October 6, 2011
By Kevin Burns
Teréz Rétfalvi has some unfinished business to attend to. It concerns identity and belonging. A visit to Pier 21 in Halifax in 1991, forty years after her initial arrival there as an immigrant at the age of 6, certainly had something to do with it. “It was very emotional and I was surprised by the intensity of my feelings when I saw the photograph of the ship we arrived on,” she explains with a sudden catch in her voice during our conversation, fully twenty years after that initial visit to the museum.
Another nudge was her first return visit to her parent’s homeland in 1974. She vividly recalls the experience of a door being slammed shut by a member of her family she had never met before. “According to the official records of the Red Cross,” Rétfalvi explains, “the train my parents took in 1945 to escape Hungary and seek refuge in Germany was bombed. But the passengers had been warned somehow and they managed to escape in time through the cornfields.” Officially, however, the young Dr. Rétfalvi, and his wife Maria, then very pregnant with Teréz, and their first-born son were listed as among the dead. So when Teréz Rétfalvi turned up on the Hungarian doorstep of her mother’s sister, who believed her sister’s entire family had been killed on that train 1945, the aunt was overwhelmed. Eventually, her composure recovered, she looked at Teréz studiously and said, “You are Maria’s daughter!”
Once they were established in Canada the family grew. Teréz now has five living siblings. One of her brothers, Andrew (Andor) Jr. died of leukemia in 1962. Her father died in 1989 and five years later she decided to return once more to Hungary. This was during a sabbatical from the University of Moncton where she taught psychology. The journey became to her father’s birthplace became a sort of pilgrimage. “I discovered the village where he grew up, the medical school he attended. I discovered a Hungary that I had only imagined before. It was a beautiful experience to hear that precious musical language of my childhood.”
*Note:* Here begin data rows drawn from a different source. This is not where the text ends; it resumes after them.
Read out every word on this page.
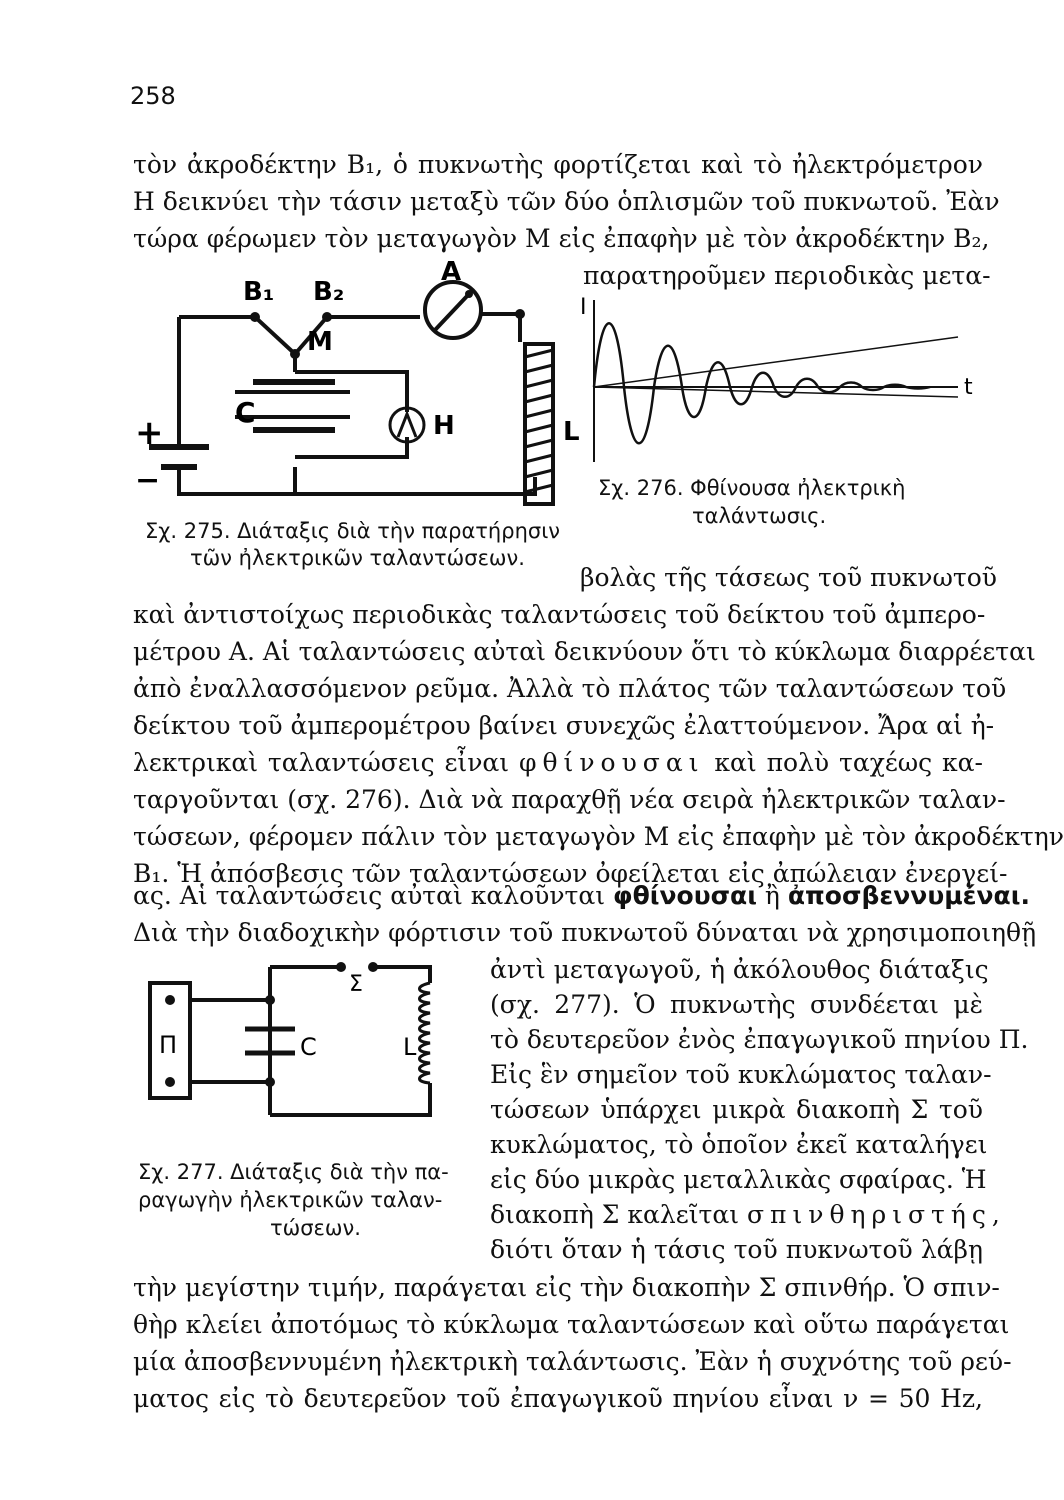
258
τὸν ἀκροδέκτην Β₁, ὁ πυκνωτὴς φορτίζεται καὶ τὸ ἠλεκτρόμετρον
Η δεικνύει τὴν τάσιν μεταξὺ τῶν δύο ὁπλισμῶν τοῦ πυκνωτοῦ. Ἐὰν
τώρα φέρωμεν τὸν μεταγωγὸν Μ εἰς ἐπαφὴν μὲ τὸν ἀκροδέκτην Β₂,
παρατηροῦμεν περιοδικὰς μετα-
B₁ B₂
M
A
C	H	L
+
−
Σχ. 275. Διάταξις διὰ τὴν παρατήρησιν
τῶν ἠλεκτρικῶν ταλαντώσεων.
I
t
Σχ. 276. Φθίνουσα ἠλεκτρικὴ
ταλάντωσις.
βολὰς τῆς τάσεως τοῦ πυκνωτοῦ
καὶ ἀντιστοίχως περιοδικὰς ταλαντώσεις τοῦ δείκτου τοῦ ἀμπερο-
μέτρου Α. Αἱ ταλαντώσεις αὐταὶ δεικνύουν ὅτι τὸ κύκλωμα διαρρέεται
ἀπὸ ἐναλλασσόμενον ρεῦμα. Ἀλλὰ τὸ πλάτος τῶν ταλαντώσεων τοῦ
δείκτου τοῦ ἀμπερομέτρου βαίνει συνεχῶς ἐλαττούμενον. Ἄρα αἱ ἠ-
λεκτρικαὶ ταλαντώσεις εἶναι φθίνουσαι καὶ πολὺ ταχέως κα-
ταργοῦνται (σχ. 276). Διὰ νὰ παραχθῇ νέα σειρὰ ἠλεκτρικῶν ταλαν-
τώσεων, φέρομεν πάλιν τὸν μεταγωγὸν Μ εἰς ἐπαφὴν μὲ τὸν ἀκροδέκτην
Β₁. Ἡ ἀπόσβεσις τῶν ταλαντώσεων ὀφείλεται εἰς ἀπώλειαν ἐνεργεί-
ας. Αἱ ταλαντώσεις αὐταὶ καλοῦνται φθίνουσαι ἢ ἀποσβεννυμέναι.
Διὰ τὴν διαδοχικὴν φόρτισιν τοῦ πυκνωτοῦ δύναται νὰ χρησιμοποιηθῇ
Π	C	L
Σ
Σχ. 277. Διάταξις διὰ τὴν πα-
ραγωγὴν ἠλεκτρικῶν ταλαν-
τώσεων.
ἀντὶ μεταγωγοῦ, ἡ ἀκόλουθος διάταξις
(σχ. 277). Ὁ πυκνωτὴς συνδέεται μὲ
τὸ δευτερεῦον ἐνὸς ἐπαγωγικοῦ πηνίου Π.
Εἰς ἓν σημεῖον τοῦ κυκλώματος ταλαν-
τώσεων ὑπάρχει μικρὰ διακοπὴ Σ τοῦ
κυκλώματος, τὸ ὁποῖον ἐκεῖ καταλήγει
εἰς δύο μικρὰς μεταλλικὰς σφαίρας. Ἡ
διακοπὴ Σ καλεῖται σπινθηριστής,
διότι ὅταν ἡ τάσις τοῦ πυκνωτοῦ λάβῃ
τὴν μεγίστην τιμήν, παράγεται εἰς τὴν διακοπὴν Σ σπινθήρ. Ὁ σπιν-
θὴρ κλείει ἀποτόμως τὸ κύκλωμα ταλαντώσεων καὶ οὕτω παράγεται
μία ἀποσβεννυμένη ἠλεκτρικὴ ταλάντωσις. Ἐὰν ἡ συχνότης τοῦ ρεύ-
ματος εἰς τὸ δευτερεῦον τοῦ ἐπαγωγικοῦ πηνίου εἶναι ν = 50 Ηz,
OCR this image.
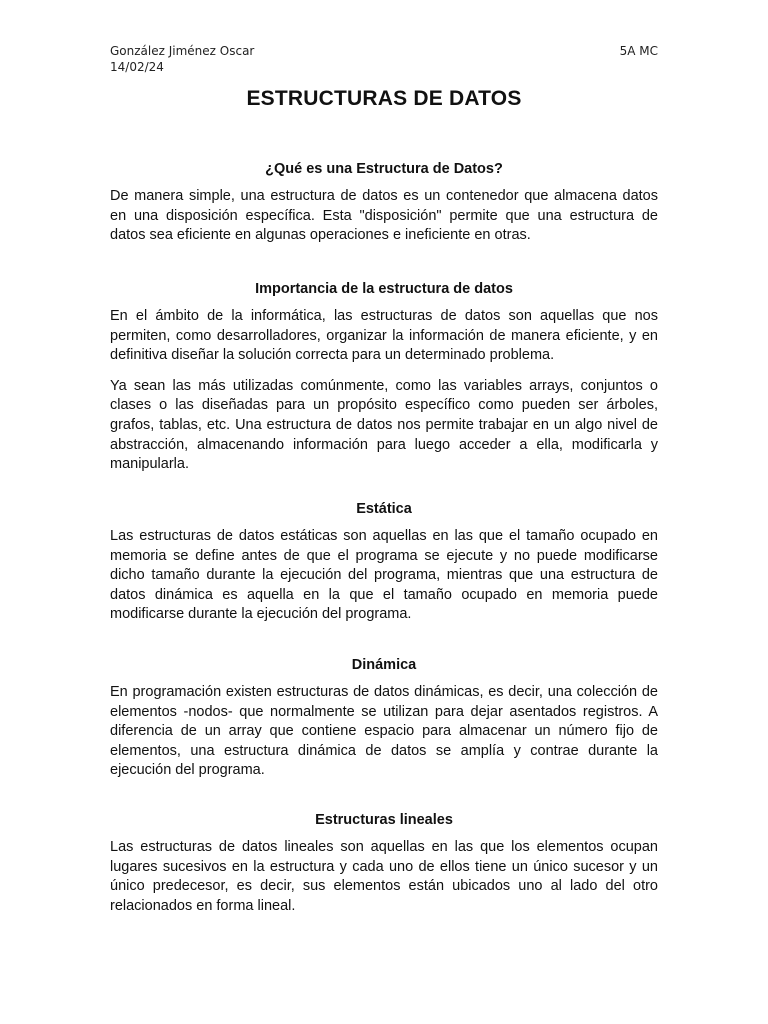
González Jiménez Oscar
14/02/24
5A MC
ESTRUCTURAS DE DATOS
¿Qué es una Estructura de Datos?

De manera simple, una estructura de datos es un contenedor que almacena datos en una disposición específica. Esta "disposición" permite que una estructura de datos sea eficiente en algunas operaciones e ineficiente en otras.

Importancia de la estructura de datos

En el ámbito de la informática, las estructuras de datos son aquellas que nos permiten, como desarrolladores, organizar la información de manera eficiente, y en definitiva diseñar la solución correcta para un determinado problema.

Ya sean las más utilizadas comúnmente, como las variables arrays, conjuntos o clases o las diseñadas para un propósito específico como pueden ser árboles, grafos, tablas, etc. Una estructura de datos nos permite trabajar en un algo nivel de abstracción, almacenando información para luego acceder a ella, modificarla y manipularla.

Estática

Las estructuras de datos estáticas son aquellas en las que el tamaño ocupado en memoria se define antes de que el programa se ejecute y no puede modificarse dicho tamaño durante la ejecución del programa, mientras que una estructura de datos dinámica es aquella en la que el tamaño ocupado en memoria puede modificarse durante la ejecución del programa.

Dinámica

En programación existen estructuras de datos dinámicas, es decir, una colección de elementos -nodos- que normalmente se utilizan para dejar asentados registros. A diferencia de un array que contiene espacio para almacenar un número fijo de elementos, una estructura dinámica de datos se amplía y contrae durante la ejecución del programa.

Estructuras lineales

Las estructuras de datos lineales son aquellas en las que los elementos ocupan lugares sucesivos en la estructura y cada uno de ellos tiene un único sucesor y un único predecesor, es decir, sus elementos están ubicados uno al lado del otro relacionados en forma lineal.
Conceived in wartime Hungary, born a refugee in Germany, and educated in Canada, Teréz Rétfalvi adapted well to life in Saint-Basile, New Brunswick, before going on to graduate work in psychology at the Université de Moncton and the University of Ottawa. A university professor and clinical psychologist interested in children and families in crisis, Teréz Rétfalvi retired from teaching and as chair of the Comité des études supérieures del’École de psychologie at the University of Moncton in 2007. She still consults on court cases and child advocacy issues and is an Honorary Member of the College of Psychologists of New Brunswick.
As for that unfinished Rétfalvi business, it concerns the complex issue of identity. As she explains, many members of her distant and dispersed family “are now divided, split and all over the place: Romania, Ukraine, Slovakia, Austria. Much of that is to do with Hungarian end-of-empire politics.” Her father, Andor Reisz, was a doctor who specialised in tuberculosis. Unlike his brother, the Jesuit priest Elemér Reisz (1904-1983), Andor changed his surname from the German sounding Reisz to the decidedly Hungarian Rétfalvi. She has subsequently traced the Reisz/Rétfalvi genealogy through several generations but is yet to make progress with her mother’s family: the Balla “tree”.
Rétfalvi says this exploration of “here” and “there” is what grounds her. “My roots are here in Canada. I was educated here, I live here. When I’m here I often think I would prefer to be there. But when I’m in Hungary I soon long to get back here and know that my identity, everything, is here, and not there.”
It was a war that forced her parents to leave “there” and an opportunity “here” that encouraged them to stay. Trained in Hungary, her father was a G.P. and a specialist in tuberculosis. Her mother loved music, especially opera, and would vacuum clean with Wagner blaring in the background, stopping for special moments in the score. She also struggled with bouts of depression. “In Saint-Basile she would dress me like a princess in a washed-and-starched pinafore, my hair braided like someone in a very old photograph. Of course, I was laughed at until I learned to remove that pinafore on my way to school and stuff it in the bottom of my bag until it was time to come home when my mother would want to know why it was so wrinkled.”
As a psychologist, Teréz Rétfalvi knows that a discussion about place is often a conversation about the passage of time. She says listening to classical music helps her as she writes about here and there, and then and now. “It is soothing and liberating and it helps me with what it is I am trying to understand. I just breathe in it.”